Sub-prime and exotic mortgages have enabled millions of Americans – including those with weak credit scores – to purchase homes using adjustable-rate mortgages with low initial monthly payments. Many of these mortgages require little or no down payment.

The majority of mortgage lenders and brokers offering these mortgages act responsibly. However, many used predatory lending tactics, resulting in unsuspecting borrowers assuming mortgages they cannot afford.
Most mortgage brokers and non-bank lenders are lightly regulated by state agencies, and standards of accountability have not kept pace with the increasing sophistication of the mortgage industry.
Last year, more than 2.2 million foreclosures were filed in the United States, a jump of 75 percent over 2006, according to data released by RealtyTrac. Foreclosure rates are expected to be high, with 1.8 million adjustable-rate mortgages resetting to higher rates in the next two years.

California and Florida have been especially hard hit:

  • California led the nation in total foreclosure filings and the number of homes in some stage of foreclosure last year, according to RealtyTrac. There were 481,392 filings issued on 249,513 properties last year, more than three times the filings in 2006. Overall, 1.9 percent of all California homes entered some stage of foreclosure last year;
  • Florida had the nation’s second-highest number of homes in some state of foreclosure last year. There were 279,325 filings issued on 165,291 properties last year, a nearly 124 percent increase over the number of filings in 2006. More than 2 percent of Florida households entered some stage of foreclosure last year;
  • Florida’s foreclosure filings in December 2007 were up 275 percent from December 2006, and its fourth quarter total filings were up 211 percent from the fourth quarter of 2006;
  • Five of the 10 metropolitan areas with the highest foreclosure rates in the nation are in California, according to RealtyTrac;
  • In California 47,171 homes were repossessed during the first quarter of 2008, according to DataQuick Information Systems.
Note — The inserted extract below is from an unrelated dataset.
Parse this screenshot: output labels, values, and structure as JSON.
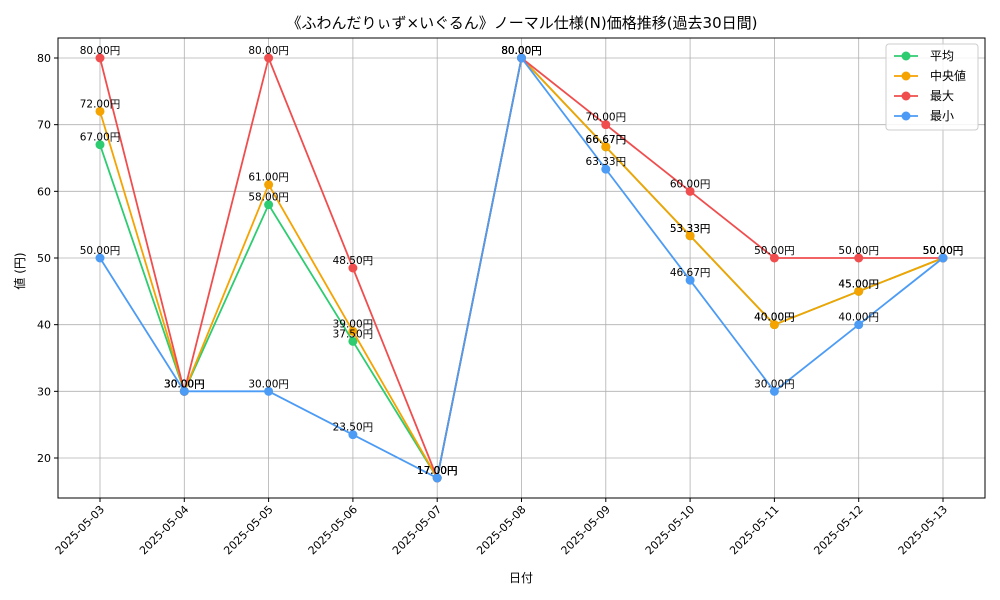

That’s a 327 percent increase over the first quarter of 2007, when 11,032 homes were repossessed in California.

The legislation is similar to H.R. 3012, introduced in the House of Representatives by Representative Spencer Bachus (R-Ala.).  The national licensing concept has broad bipartisan support and is endorsed by several mayors, consumer groups, and the President’s Working Group on Financial Markets.